Wednesday, September 17, 2014

Keeping it Simple

Two trips to report on this week,

No big impressive species lists from Friday at Holloway Park in Lakeland, Three of us walked the big loop, and got some exercise. We also had some great views of different butterflies. We did have some very brief glimpses at some Northern Parulas and Blue-gray gnatcatcher. Most of the migrants it seems, were taking advantage of the tailwind provided by the tropical low in south FL that day.  Coolest thing I'd say I saw was a Loggerhead Shrike. I've always thought it's a good day when I see one of those. I did take some horrible pictures of an American Kestrel using my binoculars and my cell phone camera.

There he is!
I suppose it will pass as "art"

The girls (Katie age 9 and Emma age 6) woke me up this morning wanting to go bird Circle B Bar, once again, not a big list, but we did have good practice using binoculars, and had some excellent looks at a little blue heron, and a Turkey vulture. I was especially proud of Emma, who ID'd the Little Blue Heron using field marks, shape, leg color and bill color. She also spotted the turkey vulture, which was only 15-30 yards away. You could really make out the details on the turkey vultures's head, I think we were leaving just as the migrants were waking up, there was some BGGNs in the parking lot on the way out. We got there at 8AM and left at 9AM.
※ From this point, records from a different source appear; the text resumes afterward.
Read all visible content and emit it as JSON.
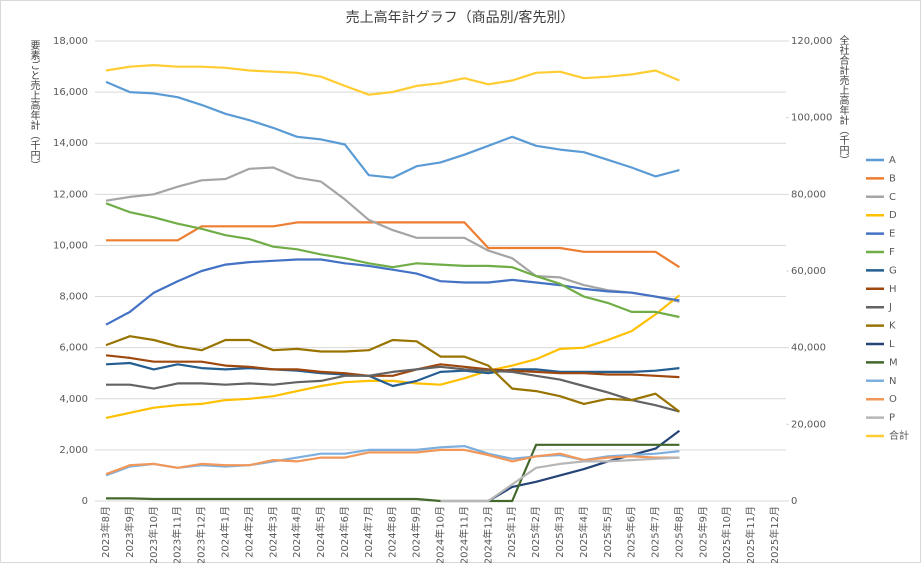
{
  "chart_data": {
    "type": "line",
    "title": "売上高年計グラフ（商品別/客先別）",
    "y_label": "要素ごと売上高年計（千円）",
    "y2_label": "全社合計売上高年計（千円）",
    "categories": [
      "2023年8月",
      "2023年9月",
      "2023年10月",
      "2023年11月",
      "2023年12月",
      "2024年1月",
      "2024年2月",
      "2024年3月",
      "2024年4月",
      "2024年5月",
      "2024年6月",
      "2024年7月",
      "2024年8月",
      "2024年9月",
      "2024年10月",
      "2024年11月",
      "2024年12月",
      "2025年1月",
      "2025年2月",
      "2025年3月",
      "2025年4月",
      "2025年5月",
      "2025年6月",
      "2025年7月",
      "2025年8月",
      "2025年9月",
      "2025年10月",
      "2025年11月",
      "2025年12月"
    ],
    "ylim": [
      0,
      18000
    ],
    "yticks": [
      {
        "value": 0,
        "label": "0"
      },
      {
        "value": 2000,
        "label": "2,000"
      },
      {
        "value": 4000,
        "label": "4,000"
      },
      {
        "value": 6000,
        "label": "6,000"
      },
      {
        "value": 8000,
        "label": "8,000"
      },
      {
        "value": 10000,
        "label": "10,000"
      },
      {
        "value": 12000,
        "label": "12,000"
      },
      {
        "value": 14000,
        "label": "14,000"
      },
      {
        "value": 16000,
        "label": "16,000"
      },
      {
        "value": 18000,
        "label": "18,000"
      }
    ],
    "y2lim": [
      0,
      120000
    ],
    "y2ticks": [
      {
        "value": 0,
        "label": "0"
      },
      {
        "value": 20000,
        "label": "20,000"
      },
      {
        "value": 40000,
        "label": "40,000"
      },
      {
        "value": 60000,
        "label": "60,000"
      },
      {
        "value": 80000,
        "label": "80,000"
      },
      {
        "value": 100000,
        "label": "100,000"
      },
      {
        "value": 120000,
        "label": "120,000"
      }
    ],
    "grid": true,
    "legend": "right",
    "series": [
      {
        "name": "A",
        "color": "#5b9bd5",
        "values": [
          16400,
          16000,
          15950,
          15800,
          15500,
          15150,
          14900,
          14600,
          14250,
          14150,
          13950,
          12750,
          12650,
          13100,
          13250,
          13550,
          13900,
          14250,
          13900,
          13750,
          13650,
          13350,
          13050,
          12700,
          12950,
          null,
          null,
          null,
          null
        ]
      },
      {
        "name": "B",
        "color": "#ed7d31",
        "values": [
          10200,
          10200,
          10200,
          10200,
          10750,
          10750,
          10750,
          10750,
          10900,
          10900,
          10900,
          10900,
          10900,
          10900,
          10900,
          10900,
          9900,
          9900,
          9900,
          9900,
          9750,
          9750,
          9750,
          9750,
          9150,
          null,
          null,
          null,
          null
        ]
      },
      {
        "name": "C",
        "color": "#a5a5a5",
        "values": [
          11750,
          11900,
          12000,
          12300,
          12550,
          12600,
          13000,
          13050,
          12650,
          12500,
          11800,
          11000,
          10600,
          10300,
          10300,
          10300,
          9800,
          9500,
          8800,
          8750,
          8450,
          8250,
          8150,
          8000,
          7800,
          null,
          null,
          null,
          null
        ]
      },
      {
        "name": "D",
        "color": "#ffc000",
        "values": [
          3250,
          3450,
          3650,
          3750,
          3800,
          3950,
          4000,
          4100,
          4300,
          4500,
          4650,
          4700,
          4700,
          4600,
          4550,
          4800,
          5100,
          5300,
          5550,
          5950,
          6000,
          6300,
          6650,
          7300,
          8050,
          null,
          null,
          null,
          null
        ]
      },
      {
        "name": "E",
        "color": "#4472c4",
        "values": [
          6900,
          7400,
          8150,
          8600,
          9000,
          9250,
          9350,
          9400,
          9450,
          9450,
          9300,
          9200,
          9050,
          8900,
          8600,
          8550,
          8550,
          8650,
          8550,
          8450,
          8300,
          8200,
          8150,
          8000,
          7850,
          null,
          null,
          null,
          null
        ]
      },
      {
        "name": "F",
        "color": "#70ad47",
        "values": [
          11650,
          11300,
          11100,
          10850,
          10650,
          10400,
          10250,
          9950,
          9850,
          9650,
          9500,
          9300,
          9150,
          9300,
          9250,
          9200,
          9200,
          9150,
          8800,
          8500,
          8000,
          7750,
          7400,
          7400,
          7200,
          null,
          null,
          null,
          null
        ]
      },
      {
        "name": "G",
        "color": "#255e91",
        "values": [
          5350,
          5400,
          5150,
          5350,
          5200,
          5150,
          5200,
          5150,
          5100,
          5000,
          4950,
          4900,
          4500,
          4700,
          5050,
          5100,
          5000,
          5150,
          5150,
          5050,
          5050,
          5050,
          5050,
          5100,
          5200,
          null,
          null,
          null,
          null
        ]
      },
      {
        "name": "H",
        "color": "#9e480e",
        "values": [
          5700,
          5600,
          5450,
          5450,
          5450,
          5300,
          5250,
          5150,
          5150,
          5050,
          5000,
          4900,
          4900,
          5150,
          5350,
          5250,
          5150,
          5100,
          5050,
          5000,
          5000,
          4950,
          4950,
          4900,
          4850,
          null,
          null,
          null,
          null
        ]
      },
      {
        "name": "J",
        "color": "#636363",
        "values": [
          4550,
          4550,
          4400,
          4600,
          4600,
          4550,
          4600,
          4550,
          4650,
          4700,
          4900,
          4900,
          5050,
          5150,
          5250,
          5150,
          5100,
          5050,
          4900,
          4750,
          4500,
          4250,
          3950,
          3750,
          3500,
          null,
          null,
          null,
          null
        ]
      },
      {
        "name": "K",
        "color": "#997300",
        "values": [
          6100,
          6450,
          6300,
          6050,
          5900,
          6300,
          6300,
          5900,
          5950,
          5850,
          5850,
          5900,
          6300,
          6250,
          5650,
          5650,
          5300,
          4400,
          4300,
          4100,
          3800,
          4000,
          3950,
          4200,
          3500,
          null,
          null,
          null,
          null
        ]
      },
      {
        "name": "L",
        "color": "#264478",
        "values": [
          null,
          null,
          null,
          null,
          null,
          null,
          null,
          null,
          null,
          null,
          null,
          null,
          null,
          null,
          null,
          null,
          0,
          550,
          750,
          1000,
          1250,
          1550,
          1800,
          2050,
          2750,
          null,
          null,
          null,
          null
        ]
      },
      {
        "name": "M",
        "color": "#43682b",
        "values": [
          100,
          100,
          80,
          80,
          80,
          80,
          80,
          80,
          80,
          80,
          80,
          80,
          80,
          80,
          0,
          0,
          0,
          0,
          2200,
          2200,
          2200,
          2200,
          2200,
          2200,
          2200,
          null,
          null,
          null,
          null
        ]
      },
      {
        "name": "N",
        "color": "#7cafdd",
        "values": [
          1000,
          1350,
          1450,
          1300,
          1400,
          1350,
          1400,
          1550,
          1700,
          1850,
          1850,
          2000,
          2000,
          2000,
          2100,
          2150,
          1850,
          1650,
          1750,
          1800,
          1600,
          1750,
          1800,
          1850,
          1950,
          null,
          null,
          null,
          null
        ]
      },
      {
        "name": "O",
        "color": "#f1975a",
        "values": [
          1050,
          1400,
          1450,
          1300,
          1450,
          1400,
          1400,
          1600,
          1550,
          1700,
          1700,
          1900,
          1900,
          1900,
          2000,
          2000,
          1800,
          1550,
          1750,
          1850,
          1600,
          1700,
          1750,
          1700,
          1700,
          null,
          null,
          null,
          null
        ]
      },
      {
        "name": "P",
        "color": "#b7b7b7",
        "values": [
          null,
          null,
          null,
          null,
          null,
          null,
          null,
          null,
          null,
          null,
          null,
          null,
          null,
          null,
          0,
          0,
          0,
          650,
          1300,
          1450,
          1550,
          1550,
          1600,
          1650,
          1700,
          null,
          null,
          null,
          null
        ]
      },
      {
        "name": "合計",
        "color": "#ffcd33",
        "axis": "y2",
        "values": [
          112300,
          113300,
          113700,
          113300,
          113300,
          113000,
          112300,
          112000,
          111700,
          110700,
          108300,
          106000,
          106700,
          108300,
          109000,
          110300,
          108700,
          109700,
          111700,
          112000,
          110300,
          110700,
          111300,
          112300,
          109700,
          null,
          null,
          null,
          null
        ]
      }
    ]
  }
}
Here's the link to the ebird checklists:
Holloway Park:
Circle B:
I plan on being out at Holloway again at 09:15 Friday, and I'll certainly welcome any company.

Some notes on taking kids birding.
  • Prepare to be patient. You've got to be there to help the kids, iding birds, finding birds, and keeping lists comes second.
  • Make the outing about spending time together. They have fun birding, but I know it's mainly about being together, outside. The best part of our trip to Circle B was the ride home where I rolled all the windows down and they laughed while the wind blew through the car.
  • The right equipment makes a big difference. The most important thing to consider when considering binoculars for kids is size. smaller, even if it means less magnifcation is better. If you have to choose, choose lower magnification and bigger objective lenses. A pair of 6x 30s is good enough. Especially to start a young birder off right.
  • They'll love you forever if you remember to bring a snack.